Salute 14 Settembre 2021 16:09

Giada, donatrice di latte umano: «Contribuire al benessere dei neonati più fragili lenisce anche le proprie sofferenze»

Salvatori (neonatologo): «Al Bambino Gesù la Banca del latte umano donato (Blud), una delle 39 presenti in Italia. La struttura seleziona, raccoglie, conserva e distribuisce il latte materno, donato da mamme volontarie in maniera totalmente gratuita»

di Isabella Faggiano
Giada, donatrice di latte umano: «Contribuire al benessere dei neonati più fragili lenisce anche le proprie sofferenze»

“Ho visto persone a pezzi aiutare chi aveva solo una crepa”. È molto probabile che se Charles Bukowski avesse conosciuto Giada prima di scrivere questa celebre frase, avrebbe tratto ispirazione anche dalla sua storia.
Giada è la mamma di Natan, nato due mesi fa. Il suo piccolo, ricoverato nel reparto di Terapia Intensiva dell’Ospedale Pediatrico Bambino Gesù di Roma, non può nutrirsi con il latte materno, ma solo per via parenterale. Così, la sua mamma ha deciso di donare il suo latte.

Donazione del latte umano, un gesto che viene dal cuore

La mamma di Natan compie un vero e proprio atto di amore, considerando che donare il latte richiede la stessa dedizione e fatica dell’allattamento al seno. Anzi, di più. Ci sono due enormi differenze non del tutto trascurabili. Innanzitutto, non è un dolce e tenero neonato a ciucciare il latte, ma una tettarella collegata ad un tiralatte, attraverso un gesto meccanico e ripetitivo. Due, quel latte non contribuirà a rafforzare il sistema immunitario del proprio bambino, ma concorrerà alla crescita di qualcun altro. Per non parlare del tempo necessario: proprio come se si trattasse di un allattamento al seno, per mantenere la produzione del latte, sarà necessario dedicarcisi almeno mezz’ora ogni tre ore, sia di giorno che di notte.

La storia di Giada

Insomma, un sacrificio nel sacrificio per una mamma come Giada già fortemente provata psicologicamente e fisicamente dal ricovero del suo bambino. Eppure, Giada non molla: è donatrice convinta. «Perché – assicura – poter contribuire al benessere di uno o più bambini, già sofferenti per altre problematiche, è una preziosa ricompensa. Donare il latte mi fa stare bene con il corpo e con la mente, tanto che riesco ad affrontare con estrema serenità anche la difficile gestione del tempo».

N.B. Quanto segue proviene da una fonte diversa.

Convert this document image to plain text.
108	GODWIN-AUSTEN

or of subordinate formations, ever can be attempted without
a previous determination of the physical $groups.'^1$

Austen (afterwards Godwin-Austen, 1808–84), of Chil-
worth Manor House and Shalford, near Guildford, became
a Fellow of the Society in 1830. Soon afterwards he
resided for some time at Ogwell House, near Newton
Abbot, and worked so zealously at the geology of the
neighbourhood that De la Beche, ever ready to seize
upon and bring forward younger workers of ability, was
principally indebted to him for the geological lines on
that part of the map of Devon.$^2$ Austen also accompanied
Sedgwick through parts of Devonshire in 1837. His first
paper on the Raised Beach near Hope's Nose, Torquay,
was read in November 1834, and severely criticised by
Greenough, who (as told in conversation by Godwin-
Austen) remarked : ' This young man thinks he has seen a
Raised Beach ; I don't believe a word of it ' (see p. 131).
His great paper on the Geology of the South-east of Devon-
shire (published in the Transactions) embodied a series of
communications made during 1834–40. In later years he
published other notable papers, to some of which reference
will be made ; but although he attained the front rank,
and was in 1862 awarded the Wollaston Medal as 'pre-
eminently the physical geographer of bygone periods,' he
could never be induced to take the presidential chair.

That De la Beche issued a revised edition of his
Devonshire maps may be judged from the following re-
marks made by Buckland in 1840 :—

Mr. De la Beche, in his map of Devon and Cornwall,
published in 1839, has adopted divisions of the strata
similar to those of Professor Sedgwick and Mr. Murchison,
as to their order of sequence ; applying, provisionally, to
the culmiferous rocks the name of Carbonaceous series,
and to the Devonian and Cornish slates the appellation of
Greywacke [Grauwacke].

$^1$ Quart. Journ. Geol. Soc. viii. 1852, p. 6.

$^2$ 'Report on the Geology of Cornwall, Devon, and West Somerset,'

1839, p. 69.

La Banca del latte umano donato

Giada dona il suo latte alla Banca del latte umano donato (Blud) dell’Ospedale pediatrico Bambino Gesù, una delle 39 presenti in Italia, unica del Lazio. «La struttura seleziona, raccoglie, conserva e distribuisce il latte materno, donato da mamme volontarie in maniera totalmente gratuita – spiega Guglielmo Salvatori, responsabile dell’UO Educazione nutrizionale neonatale e Banca del Latte Umano Donato (Blud) dell’ospedale pediatrico della Santa Sede -. Il latte materno è particolarmente indicato per l’alimentazione dei neonati pretermine, soprattutto per quelli di peso molto basso alla nascita (inferiore ai 1500 g). Per tali neonati, nei casi in cui non fosse possibile offrire il latte della propria madre, la prima alternativa, come raccomandato dall’Accademia Americana di Pediatria, è rappresentata proprio dal latte proveniente dalla Blud».

Chi può donare

Le madri donatrici devono essere in buona salute, seguire un corretto stile di vita e produrre un quantitativo di latte superiore al bisogno del proprio bambino. «Le aspiranti donatrici devono prima compilare un questionario e poi sottoporsi ad alcuni esami di laboratorio su sangue e latte materno. Chi risulterà idonea potrà donare il suo latte dalle prime settimane di vita, fino all’anno di età del bambino».

E dodici mesi di raccolta e donazione del proprio latte non è un tempo affatto breve. La stessa Giada non nega che già dopo il primo mese aveva sentito di trovarsi di fronte ad un bivio: continuare o interrompere la donazione. «Ma il dubbio è durato davvero poco – assicura -. Donando il mio latte ho la sensazione di “restituire” l’immenso bene che il mio bimbo sta ricevendo, cure eccezionali senza le quali – conclude – avrebbe potuto anche non sopravvivere».